If you'd prefer not to use plug, just pop the files into the autoload directory inside your kak config folder.
- A minimal syntax highlighting scheme for Alda.
Not yet supported: In-line Clojure highlighting
Not yet supported: Alda formatting options
-
Play music written in kakoune via an Alda server running in the background.
-
Open an alda REPL in tmux, or install your own plug-in to use the REPL whichever way you want.
-
Without a REPL, save command history to replicate the same functionality.
-
Manage the alda server and history file, clearing up saved data as needed.
Alda offers a command line REPL-Read, Evaluate, Print loop-so you can write music in the alda language and hear the results immediately. As running a REPL is pretty complicated with kakoune, so far we only support the built-in tmux-repl function.
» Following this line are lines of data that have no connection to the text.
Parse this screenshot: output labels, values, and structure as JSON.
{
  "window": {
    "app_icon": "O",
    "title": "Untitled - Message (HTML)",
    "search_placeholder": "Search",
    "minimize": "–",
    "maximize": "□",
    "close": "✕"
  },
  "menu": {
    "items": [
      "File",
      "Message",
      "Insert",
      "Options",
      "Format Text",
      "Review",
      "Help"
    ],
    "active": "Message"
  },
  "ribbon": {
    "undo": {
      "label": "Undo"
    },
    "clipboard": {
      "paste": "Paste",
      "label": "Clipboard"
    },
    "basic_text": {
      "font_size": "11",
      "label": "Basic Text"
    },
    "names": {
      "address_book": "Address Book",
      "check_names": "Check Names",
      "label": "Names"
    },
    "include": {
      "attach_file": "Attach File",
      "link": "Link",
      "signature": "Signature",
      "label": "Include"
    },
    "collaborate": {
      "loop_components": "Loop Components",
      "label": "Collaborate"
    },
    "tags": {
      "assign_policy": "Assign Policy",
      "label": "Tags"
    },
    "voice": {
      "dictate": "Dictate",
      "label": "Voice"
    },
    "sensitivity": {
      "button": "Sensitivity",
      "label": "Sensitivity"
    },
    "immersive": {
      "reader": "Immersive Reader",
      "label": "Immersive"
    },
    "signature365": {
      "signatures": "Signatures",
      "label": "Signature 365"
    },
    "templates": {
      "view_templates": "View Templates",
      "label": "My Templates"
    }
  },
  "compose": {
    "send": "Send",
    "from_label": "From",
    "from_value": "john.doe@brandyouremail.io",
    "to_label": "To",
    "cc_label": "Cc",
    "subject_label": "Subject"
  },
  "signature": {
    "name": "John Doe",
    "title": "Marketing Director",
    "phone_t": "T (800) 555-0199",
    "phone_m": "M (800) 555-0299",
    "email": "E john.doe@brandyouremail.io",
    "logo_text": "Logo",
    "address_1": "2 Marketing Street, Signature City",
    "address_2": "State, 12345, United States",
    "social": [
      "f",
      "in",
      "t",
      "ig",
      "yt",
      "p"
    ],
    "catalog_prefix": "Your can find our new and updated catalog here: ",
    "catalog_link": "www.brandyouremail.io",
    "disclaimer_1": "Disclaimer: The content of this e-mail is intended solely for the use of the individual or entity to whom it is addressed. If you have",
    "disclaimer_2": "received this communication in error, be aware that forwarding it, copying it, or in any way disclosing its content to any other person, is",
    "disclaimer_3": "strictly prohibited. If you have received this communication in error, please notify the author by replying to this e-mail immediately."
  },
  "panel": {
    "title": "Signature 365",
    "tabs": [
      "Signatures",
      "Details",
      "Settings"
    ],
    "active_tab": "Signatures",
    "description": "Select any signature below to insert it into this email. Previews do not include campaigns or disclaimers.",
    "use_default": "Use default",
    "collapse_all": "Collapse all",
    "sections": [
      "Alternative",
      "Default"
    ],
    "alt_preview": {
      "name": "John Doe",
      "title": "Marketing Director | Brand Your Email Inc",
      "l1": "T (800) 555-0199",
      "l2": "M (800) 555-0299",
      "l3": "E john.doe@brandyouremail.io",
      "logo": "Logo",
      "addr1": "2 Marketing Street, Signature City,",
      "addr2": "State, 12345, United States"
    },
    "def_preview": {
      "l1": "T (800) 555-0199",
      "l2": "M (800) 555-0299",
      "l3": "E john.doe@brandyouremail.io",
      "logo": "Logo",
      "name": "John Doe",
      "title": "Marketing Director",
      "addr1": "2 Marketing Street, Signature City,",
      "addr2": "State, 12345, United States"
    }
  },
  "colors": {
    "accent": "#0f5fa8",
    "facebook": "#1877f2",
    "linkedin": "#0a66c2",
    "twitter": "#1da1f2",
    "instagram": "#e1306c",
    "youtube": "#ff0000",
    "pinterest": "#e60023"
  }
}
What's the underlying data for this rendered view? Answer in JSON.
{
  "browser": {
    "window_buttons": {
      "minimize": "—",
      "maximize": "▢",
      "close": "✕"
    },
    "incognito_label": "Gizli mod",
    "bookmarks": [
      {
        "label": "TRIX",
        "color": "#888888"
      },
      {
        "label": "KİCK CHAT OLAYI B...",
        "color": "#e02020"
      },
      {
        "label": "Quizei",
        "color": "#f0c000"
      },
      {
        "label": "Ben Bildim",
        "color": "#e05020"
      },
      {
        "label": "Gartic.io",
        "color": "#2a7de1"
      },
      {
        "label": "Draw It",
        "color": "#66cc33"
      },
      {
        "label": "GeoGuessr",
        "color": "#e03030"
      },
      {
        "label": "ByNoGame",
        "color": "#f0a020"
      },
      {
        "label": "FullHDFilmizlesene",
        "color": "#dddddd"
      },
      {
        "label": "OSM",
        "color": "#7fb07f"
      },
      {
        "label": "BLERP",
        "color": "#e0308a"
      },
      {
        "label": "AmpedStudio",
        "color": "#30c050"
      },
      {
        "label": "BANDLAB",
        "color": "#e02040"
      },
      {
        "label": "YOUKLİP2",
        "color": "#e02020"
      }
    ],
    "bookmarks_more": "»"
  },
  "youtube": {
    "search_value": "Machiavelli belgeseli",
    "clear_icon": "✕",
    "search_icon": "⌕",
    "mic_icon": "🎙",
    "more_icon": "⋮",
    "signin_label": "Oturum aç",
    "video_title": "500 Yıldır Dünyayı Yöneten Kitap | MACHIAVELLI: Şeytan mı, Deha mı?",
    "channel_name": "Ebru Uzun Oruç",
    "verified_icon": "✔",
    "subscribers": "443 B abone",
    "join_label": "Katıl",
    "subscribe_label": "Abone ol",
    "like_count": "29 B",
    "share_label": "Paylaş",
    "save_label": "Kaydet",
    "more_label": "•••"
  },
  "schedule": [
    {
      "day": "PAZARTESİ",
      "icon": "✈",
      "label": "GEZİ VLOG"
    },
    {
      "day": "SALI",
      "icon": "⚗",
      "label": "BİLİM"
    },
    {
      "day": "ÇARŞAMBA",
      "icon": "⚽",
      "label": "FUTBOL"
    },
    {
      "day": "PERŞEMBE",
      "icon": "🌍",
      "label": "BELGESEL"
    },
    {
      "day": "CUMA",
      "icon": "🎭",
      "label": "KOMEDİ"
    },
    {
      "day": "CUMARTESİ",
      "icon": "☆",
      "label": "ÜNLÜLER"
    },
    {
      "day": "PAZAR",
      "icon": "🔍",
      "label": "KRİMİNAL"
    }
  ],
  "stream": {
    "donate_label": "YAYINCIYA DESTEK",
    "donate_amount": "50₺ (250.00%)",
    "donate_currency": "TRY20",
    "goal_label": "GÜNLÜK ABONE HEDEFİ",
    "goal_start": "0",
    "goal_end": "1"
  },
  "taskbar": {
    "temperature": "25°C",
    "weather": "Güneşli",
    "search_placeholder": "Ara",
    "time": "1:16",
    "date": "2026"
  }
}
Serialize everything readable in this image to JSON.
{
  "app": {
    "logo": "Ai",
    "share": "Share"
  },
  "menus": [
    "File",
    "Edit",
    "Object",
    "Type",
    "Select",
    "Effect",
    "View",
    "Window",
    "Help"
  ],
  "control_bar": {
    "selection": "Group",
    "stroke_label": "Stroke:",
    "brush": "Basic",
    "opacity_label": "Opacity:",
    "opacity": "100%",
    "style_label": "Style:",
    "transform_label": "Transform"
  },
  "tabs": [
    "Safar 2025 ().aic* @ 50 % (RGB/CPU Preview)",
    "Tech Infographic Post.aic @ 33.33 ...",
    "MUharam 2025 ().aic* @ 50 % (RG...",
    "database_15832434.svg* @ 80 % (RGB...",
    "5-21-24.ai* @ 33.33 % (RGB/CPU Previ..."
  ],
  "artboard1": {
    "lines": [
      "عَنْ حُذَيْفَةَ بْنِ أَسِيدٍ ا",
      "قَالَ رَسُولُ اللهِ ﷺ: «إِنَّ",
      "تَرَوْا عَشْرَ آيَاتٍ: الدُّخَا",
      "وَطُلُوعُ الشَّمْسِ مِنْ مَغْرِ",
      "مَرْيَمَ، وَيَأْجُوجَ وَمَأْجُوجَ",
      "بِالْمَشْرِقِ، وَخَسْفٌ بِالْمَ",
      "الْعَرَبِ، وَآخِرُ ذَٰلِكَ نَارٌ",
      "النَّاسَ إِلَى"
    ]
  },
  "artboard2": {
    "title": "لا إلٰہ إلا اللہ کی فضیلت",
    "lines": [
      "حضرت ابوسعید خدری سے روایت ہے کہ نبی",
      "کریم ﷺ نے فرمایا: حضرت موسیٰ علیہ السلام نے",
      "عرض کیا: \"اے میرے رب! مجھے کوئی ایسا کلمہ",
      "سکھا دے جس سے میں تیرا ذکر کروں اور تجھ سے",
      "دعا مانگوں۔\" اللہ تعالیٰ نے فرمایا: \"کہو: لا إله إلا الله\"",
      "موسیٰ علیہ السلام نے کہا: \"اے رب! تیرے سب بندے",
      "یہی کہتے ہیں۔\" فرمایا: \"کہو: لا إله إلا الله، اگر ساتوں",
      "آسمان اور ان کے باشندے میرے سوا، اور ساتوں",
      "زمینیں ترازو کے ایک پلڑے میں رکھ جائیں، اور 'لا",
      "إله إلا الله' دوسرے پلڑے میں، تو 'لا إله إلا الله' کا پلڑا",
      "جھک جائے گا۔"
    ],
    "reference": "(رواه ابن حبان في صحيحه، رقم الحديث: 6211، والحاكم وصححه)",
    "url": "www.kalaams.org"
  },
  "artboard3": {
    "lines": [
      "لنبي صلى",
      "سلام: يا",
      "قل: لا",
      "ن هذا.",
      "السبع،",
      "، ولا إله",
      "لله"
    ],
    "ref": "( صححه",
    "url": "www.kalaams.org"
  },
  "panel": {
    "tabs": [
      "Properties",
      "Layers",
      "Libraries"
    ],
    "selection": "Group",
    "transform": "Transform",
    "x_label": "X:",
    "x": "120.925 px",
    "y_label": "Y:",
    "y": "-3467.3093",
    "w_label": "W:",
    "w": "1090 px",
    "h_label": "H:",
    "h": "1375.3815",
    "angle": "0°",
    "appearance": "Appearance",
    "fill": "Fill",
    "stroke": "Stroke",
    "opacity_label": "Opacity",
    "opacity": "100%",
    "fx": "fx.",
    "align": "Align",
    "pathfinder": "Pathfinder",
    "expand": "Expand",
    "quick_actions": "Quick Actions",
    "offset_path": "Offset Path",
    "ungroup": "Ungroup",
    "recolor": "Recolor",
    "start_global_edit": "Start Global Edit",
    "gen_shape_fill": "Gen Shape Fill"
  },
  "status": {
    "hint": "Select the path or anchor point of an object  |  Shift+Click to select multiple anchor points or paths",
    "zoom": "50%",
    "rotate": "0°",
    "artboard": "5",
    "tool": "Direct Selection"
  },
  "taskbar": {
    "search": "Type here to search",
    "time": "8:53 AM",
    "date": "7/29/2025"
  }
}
If you're not using tmux you'll probably want to customize it, and there are a couple of ways to do that:
kakoune-repl-buffer by Screwtapello is an excellent tool which runs a REPL inside a kakoune buffer.
kakoune-repl-bridge by JJK96 is another nifty plugin which can run a REPL and use a kak register as your 'interface', which can be very useful for e.g. testing computations.
Yet to come: A more detailed explanation of how to use kakoune-repl-buffer for alda
Still stuck on enabling the REPL? While having a REPL is nice, alda-for-kak has been designed not to need it, as the history feature makes it possible to save and update your temporary settings while composing:
Alda-for-kak makes it easier to roll without the REPL. Inside alda mode you can send selected text to Alda (default key: t
), or instead the current cursor line(s) (default key: l
) or even the entire buffer (default key: f
).
If you're just trying to play a string of notes, you probably won't hear anything:
o5 c4 < c8 c d4 c2 b4 > c
[AlDA-SERVER] No sound...
Why's that? Because we haven't selected an instrument (or rather, a voice) to play our melodies. That makes it pretty difficult to randomly play different snippets of music as you're composing melody lines, doesn't it? After all, you don't want to prefix every note with an instrument value. Well, we can actually pass our desired state to alda as a history value. Alda-for-kak lets you manage and update this history, so, if your history file contains something like this:
piano: o3 c d e f g
then, anything you send will follow on from that point—you'll default to the playing with the piano from the third octave (o3). Alda mode lets you append selections (default key: y
), lines (default key: l
), or the whole buffer for the current file (default key: b
) to your history. You can use Ctrl+h
to clear or h
to switch to your history buffer. To play your current selections without including the history, the default key binding is a capital T
from within alda mode.
alda-for-kak
takes heavy inspiration from alda-mode for Emacs. The history feature in both utilities is very similar, but I can't say it's a shameless imitation—in the case of kak, it's difficult enough to create a REPL inside the editor that I wanted to use the history buffer to get around the need for a REPL entirely, making it more of a core feature.